Over the last decade or so there has been an increasing recognition by healthcare professional regulatory bodies that not all dishonesty necessarily requires that a professional is erased.This shift does not appear to apply to legal professionals. Whilst Bolton v the Law Society [1994] 1 WLR 512 states that strike off for solicitors who have been found to be dishonest is not automatic, it is plain that to avoid this sanction there must be exceptional circumstances.This principle was again recently considered by Mrs Justice McGowan DBE in the case of Farrukh Abbas v Solicitor’s Regulatory Authority [2024] EWHC 2775 (Admin).
Mr Abbas was a solicitor working as a self-employed consultant for a firm of solicitors who, together with another employee in the firm, agreed to submit a false claim for damages following a car accident with a third party. When the accident took place, the other employee was driving Mr Abbas’ car and the day following the accident he reported the incident to Mr Abbas. Over a 9-month period, Mr Abbas submitted a false claim to the insurers of the third party involved in the accident. In the claim he purported that he had been the driver and that he had suffered whiplash and soft tissue injuries. In support of his claim, he signed a witness statement which was untrue and claimed for physiotherapy which he received unnecessarily. When the third party’s insurance company asked a number of questions about the claim, Mr Abbas withdrew it. The insurance firm reported Mr Abbas to the SRA. When contacted by the SRA, Mr Abbas accepted that he had acted dishonestly.
At the hearing before the SDT, mitigation was advanced on behalf of Mr Abbas predicated on his early admissions, the fact that another was complicit, his difficult personal circumstances, his timely admissions, and the fact that whilst the conduct was not fleeting, it should be viewed as a continuing single instance of dishonest conduct.
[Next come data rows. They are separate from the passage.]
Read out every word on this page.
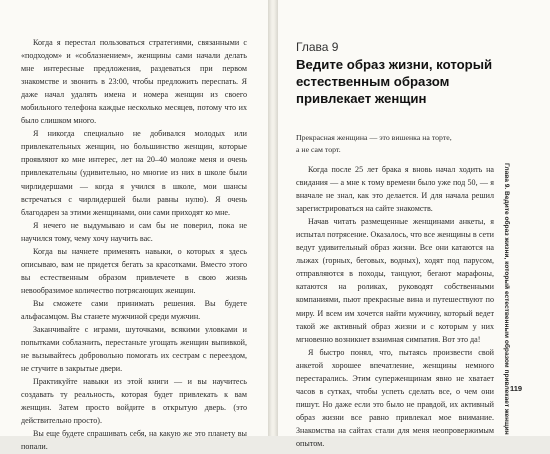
Когда я перестал пользоваться стратегиями, связанными с «подходом» и «соблазнением», женщины сами начали делать мне интересные предложения, раздеваться при первом знакомстве и звонить в 23:00, чтобы предложить переспать. Я даже начал удалять имена и номера женщин из своего мобильного телефона каждые несколько месяцев, потому что их было слишком много.

Я никогда специально не добивался молодых или привлекательных женщин, но большинство женщин, которые проявляют ко мне интерес, лет на 20–40 моложе меня и очень привлекательны (удивительно, но многие из них в школе были чирлидершами — когда я учился в школе, мои шансы встречаться с чирлидершей были равны нулю). Я очень благодарен за этими женщинами, они сами приходят ко мне.

Я нечего не выдумываю и сам бы не поверил, пока не научился тому, чему хочу научить вас.

Когда вы начнете применять навыки, о которых я здесь описываю, вам не придется бегать за красотками. Вместо этого вы естественным образом привлечете в свою жизнь невообразимое количество потрясающих женщин.

Вы сможете сами принимать решения. Вы будете альфасамцом. Вы станете мужчиной среди мужчин.

Заканчивайте с играми, шуточками, всякими уловками и попытками соблазнить, перестаньте угощать женщин выпивкой, не вызывайтесь добровольно помогать их сестрам с переездом, не стучите в закрытые двери.

Практикуйте навыки из этой книги — и вы научитесь создавать ту реальность, которая будет привлекать к вам женщин. Затем просто войдите в открытую дверь. (это действительно просто).

Вы еще будете спрашивать себя, на какую же это планету вы попали.

Глава 9
Ведите образ жизни, который естественным образом привлекает женщин

Прекрасная женщина — это вишенка на торте,

а не сам торт.

Когда после 25 лет брака я вновь начал ходить на свидания — а мне к тому времени было уже под 50, — я вначале не знал, как это делается. И для начала решил зарегистрироваться на сайте знакомств.

Начав читать размещенные женщинами анкеты, я испытал потрясение. Оказалось, что все женщины в сети ведут удивительный образ жизни. Все они катаются на лыжах (горных, беговых, водных), ходят под парусом, отправляются в походы, танцуют, бегают марафоны, катаются на роликах, руководят собственными компаниями, пьют прекрасные вина и путешествуют по миру. И всем им хочется найти мужчину, который ведет такой же активный образ жизни и с которым у них мгновенно возникнет взаимная симпатия. Вот это да!

Я быстро понял, что, пытаясь произвести свой анкетой хорошее впечатление, женщины немного перестарались. Этим суперженщинам явно не хватает часов в сутках, чтобы успеть сделать все, о чем они пишут. Но даже если это было не правдой, их активный образ жизни все равно привлекал мое внимание. Знакомства на сайтах стали для меня неопровержимым опытом.

Глава 9. Ведите образ жизни, который естественным образом привлекает женщин 119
Finally, the SDT’s attention was also drawn to the fact that Mr Abbas had ceased the claim of his own accord and before he was found out. The SDT ordered him to be struck off the roll.
An appeal was brought on his behalf. The appeal was out of time and notwithstanding the paucity of evidence in support of the reasons relied on for the delay, the court decided that it was fair for the appeal to be heard because of the importance to Mr Abbas and his family.
The ground of appeal was in essence that the SDT had erred in not finding exceptional circumstances such that a lesser sanction than strike off could have been imposed.
Mrs Justice McGowan DBE unequivocally dismissed the appeal. She identified the dishonest conduct in this case as being of the most serious kind, in fact all the elements of a criminal offence were made out. Further she observed that acceptance of the dishonesty did not make the dishonesty itself any less serious. She found the fact that Mr Abbas did not accept the seriousness of his conduct demonstrated a lack of insight. Finally, she roundly rejected the submission that Mr Abbas’ family’s ill health did not make him less culpable or had impeded his ability to give evidence.
In dismissing the appeal in robust terms, Mrs Justice McGowan stated:
“The Tribunal carefully and properly reviewed all the circumstances. They made a clear finding that this was not an exceptional case, such that any sanction less than striking off could be justified. This was not in that small residual category of cases where striking off would be disproportionate. The combination of all mitigating factors could not lower the nature, scope and extent of the dishonesty to a level where anything less than striking off would be a proportionate sanction. The Tribunal accepted the fact of his difficult family circumstances but did not find that they had an impact on his ability to make a rational decision between honesty and dishonesty. Indeed, it is difficult to see how such matters could be said to explain a continuing course of dishonest conduct over nine months or so.”
It is clear that court continues to take an uncompromising position on dishonesty in the legal profession.